The corresponding HTML is as follows

> <customfieldvalues>
>     <customfieldvalue> <div class='table-wrap'> <table class='confluenceTable'><tbody> <tr> <td class='confluenceTd'><ul>
> <li>Product1:</li> </ul> </td> <td class='confluenceTd'><ul>
> <li>Product2:</li> </ul> </td> </tr> <tr> <td
> class='confluenceTd'><ul> <li>Product3</li> <li>Product4</li> </ul>
> </td> <td class='confluenceTd'><ul> <li>Product5</li>
> <li>Product6</li> </ul> </td> </tr> </tbody></table> </div>    
> </customfieldvalue> </customfieldvalues>

I have parsed the XML normally to retrieve its value

element.item(n).getChildNodes().item(0).getNodeValue()

Solution

Here is a basic demo using Jsoup.

It assumes you have already extracted the text content from your <customfieldvalue>...</customfieldvalue> element.

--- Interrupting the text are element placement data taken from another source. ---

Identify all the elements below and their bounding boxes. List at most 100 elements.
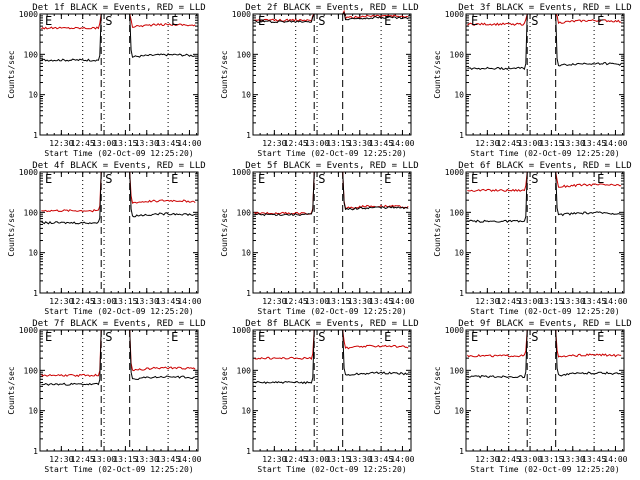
events-series-line xyxy=(254,329,409,385)
x-tick-label: 13:30 xyxy=(561,455,585,464)
y-tick-label: 10 xyxy=(454,91,464,100)
y-tick-label: 100 xyxy=(24,50,39,59)
x-tick-label: 13:15 xyxy=(326,139,350,148)
plot-frame xyxy=(39,329,199,452)
x-tick-label: 13:45 xyxy=(156,455,180,464)
event-marker-label: E xyxy=(471,172,478,186)
x-tick-label: 13:30 xyxy=(561,297,585,306)
chart-title: Det 6f BLACK = Events, RED = LLD xyxy=(458,161,631,171)
x-tick-label: 13:00 xyxy=(518,297,542,306)
chart-title: Det 2f BLACK = Events, RED = LLD xyxy=(245,3,418,13)
event-marker-label: S xyxy=(105,14,112,28)
x-tick-label: 14:00 xyxy=(390,139,414,148)
y-tick-label: 1 xyxy=(246,131,251,140)
plot-frame xyxy=(39,13,199,136)
x-axis-label: Start Time (02-Oct-09 12:25:20) xyxy=(257,307,406,316)
x-tick-label: 13:00 xyxy=(518,139,542,148)
plot-frame xyxy=(252,13,412,136)
y-tick-label: 1000 xyxy=(445,10,464,19)
x-tick-label: 13:45 xyxy=(582,297,606,306)
plot-frame xyxy=(252,329,412,452)
x-tick-label: 12:30 xyxy=(475,455,499,464)
y-tick-label: 10 xyxy=(454,407,464,416)
y-tick-label: 10 xyxy=(454,249,464,258)
lld-series-line xyxy=(254,329,409,360)
x-tick-label: 13:15 xyxy=(326,297,350,306)
y-tick-label: 1 xyxy=(33,289,38,298)
x-tick-label: 13:30 xyxy=(348,297,372,306)
y-tick-label: 1000 xyxy=(19,10,38,19)
x-tick-label: 13:15 xyxy=(113,297,137,306)
y-tick-label: 1000 xyxy=(445,168,464,177)
events-series-line xyxy=(467,13,622,71)
event-marker-label: E xyxy=(597,14,604,28)
x-tick-label: 14:00 xyxy=(177,297,201,306)
x-axis-label: Start Time (02-Oct-09 12:25:20) xyxy=(470,149,619,158)
chart-title: Det 4f BLACK = Events, RED = LLD xyxy=(32,161,205,171)
event-marker-label: S xyxy=(531,330,538,344)
x-tick-label: 13:15 xyxy=(113,139,137,148)
x-tick-label: 13:15 xyxy=(539,455,563,464)
x-axis-label: Start Time (02-Oct-09 12:25:20) xyxy=(44,465,193,474)
x-axis-label: Start Time (02-Oct-09 12:25:20) xyxy=(470,307,619,316)
event-marker-label: S xyxy=(531,14,538,28)
x-tick-label: 14:00 xyxy=(177,139,201,148)
x-tick-label: 13:00 xyxy=(518,455,542,464)
y-tick-label: 100 xyxy=(450,50,465,59)
x-tick-label: 12:45 xyxy=(71,297,95,306)
y-axis-label: Counts/sec xyxy=(7,208,16,256)
x-tick-label: 13:00 xyxy=(92,455,116,464)
x-tick-label: 12:45 xyxy=(284,297,308,306)
lld-series-line xyxy=(467,171,622,192)
x-tick-label: 13:15 xyxy=(539,139,563,148)
x-tick-label: 13:45 xyxy=(582,455,606,464)
y-tick-label: 1 xyxy=(459,289,464,298)
x-tick-label: 12:30 xyxy=(262,297,286,306)
y-tick-label: 1 xyxy=(33,447,38,456)
x-axis-label: Start Time (02-Oct-09 12:25:20) xyxy=(44,307,193,316)
events-series-line xyxy=(467,171,622,223)
y-axis-label: Counts/sec xyxy=(7,366,16,414)
y-tick-label: 10 xyxy=(241,91,251,100)
events-series-line xyxy=(254,11,409,24)
y-tick-label: 1 xyxy=(33,131,38,140)
y-axis-label: Counts/sec xyxy=(220,208,229,256)
x-axis-label: Start Time (02-Oct-09 12:25:20) xyxy=(257,465,406,474)
y-tick-label: 100 xyxy=(237,366,252,375)
x-tick-label: 13:45 xyxy=(582,139,606,148)
event-marker-label: E xyxy=(384,172,391,186)
event-marker-label: S xyxy=(105,172,112,186)
x-tick-label: 12:30 xyxy=(262,139,286,148)
event-marker-label: E xyxy=(384,330,391,344)
x-tick-label: 14:00 xyxy=(390,297,414,306)
x-tick-label: 14:00 xyxy=(603,297,627,306)
y-tick-label: 1000 xyxy=(445,326,464,335)
x-axis-label: Start Time (02-Oct-09 12:25:20) xyxy=(470,465,619,474)
plot-frame xyxy=(465,13,625,136)
plot-frame xyxy=(39,171,199,294)
lld-series-line xyxy=(41,13,196,30)
event-marker-label: E xyxy=(258,172,265,186)
lld-series-line xyxy=(41,171,196,213)
lld-series-line xyxy=(467,13,622,26)
x-tick-label: 14:00 xyxy=(603,455,627,464)
y-tick-label: 1000 xyxy=(232,326,251,335)
x-tick-label: 12:45 xyxy=(284,455,308,464)
y-tick-label: 1 xyxy=(246,289,251,298)
chart-title: Det 8f BLACK = Events, RED = LLD xyxy=(245,319,418,329)
y-tick-label: 1 xyxy=(459,447,464,456)
event-marker-label: S xyxy=(105,330,112,344)
event-marker-label: E xyxy=(471,14,478,28)
x-tick-label: 12:30 xyxy=(49,455,73,464)
y-tick-label: 1000 xyxy=(232,10,251,19)
event-marker-label: E xyxy=(171,14,178,28)
events-series-line xyxy=(254,171,409,217)
x-tick-label: 13:45 xyxy=(369,297,393,306)
y-axis-label: Counts/sec xyxy=(433,366,442,414)
y-axis-label: Counts/sec xyxy=(220,366,229,414)
y-tick-label: 1 xyxy=(246,447,251,456)
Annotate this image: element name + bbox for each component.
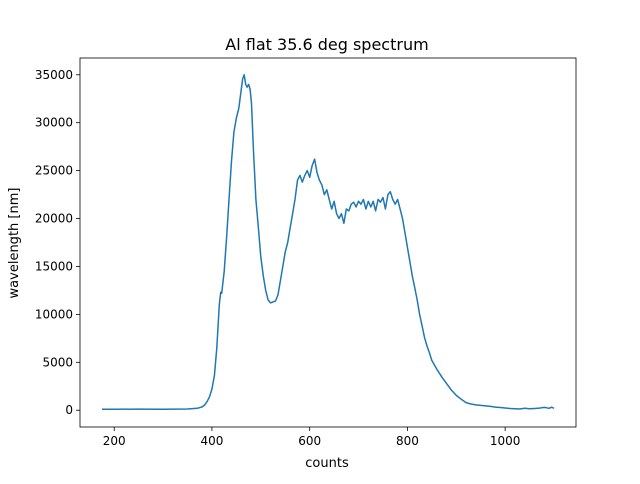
plot-area bbox=[102, 74, 555, 411]
x-tick-label: 1000 bbox=[490, 434, 521, 448]
y-tick-label: 30000 bbox=[35, 116, 73, 130]
y-tick-label: 10000 bbox=[35, 307, 73, 321]
y-tick-label: 5000 bbox=[42, 355, 73, 369]
y-tick-label: 25000 bbox=[35, 164, 73, 178]
axes: 200 400 600 800 1000050001000015000200002500… bbox=[35, 57, 577, 448]
y-tick-label: 35000 bbox=[35, 68, 73, 82]
x-tick-label: 600 bbox=[298, 434, 321, 448]
x-tick-label: 200 bbox=[103, 434, 126, 448]
series-line-0 bbox=[102, 74, 555, 411]
y-tick-label: 15000 bbox=[35, 259, 73, 273]
x-tick-label: 400 bbox=[200, 434, 223, 448]
y-axis-label: wavelength [nm] bbox=[7, 188, 22, 299]
plot-frame bbox=[79, 57, 577, 428]
chart-title: Al flat 35.6 deg spectrum bbox=[225, 35, 428, 54]
y-tick-label: 20000 bbox=[35, 212, 73, 226]
x-tick-label: 800 bbox=[396, 434, 419, 448]
y-tick-label: 0 bbox=[65, 403, 73, 417]
x-axis-label: counts bbox=[305, 456, 349, 471]
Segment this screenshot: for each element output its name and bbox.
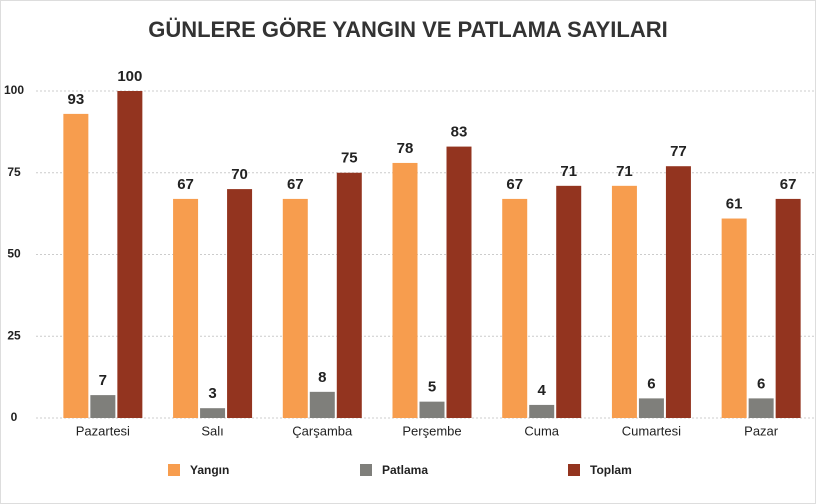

So, now you have a string containing:

&lt;div class=&apos;table-wrap&apos;&gt; ... &lt;/div&gt;

To extract that content as a HTML document using Jsoup:

boolean strictMode = true;
String unescapedString = Parser.unescapeEntities(escapedString, strictMode);
Element element = Jsoup.parse(unescapedString).body();

You can iterate through all the child elements of this containing element:

for (Element element : Jsoup.parse(unescapedString).body().children().select("*")) {
    System.out.println(element.nodeName() + " - " + element.ownText());
}

In this case, all I am doing is printing each element with any data it contains.

The output is:

div - 
table - 
tbody - 
tr - 
td - 
ul - 
li - Product1:
td - 
ul - 
li - Product2:
tr - 
td - 
ul - 
li - Product3;/li>
li - Product4
td - 
ul - 
li - Product5
li - Product6

Interestingly, you can see that there is some malformed escaped HTML in the original data:

&lt;li&gt;Product3;/li&gt;

Once you have full access to the data-as-HTML, you can build your Word table using POI in the ususal way.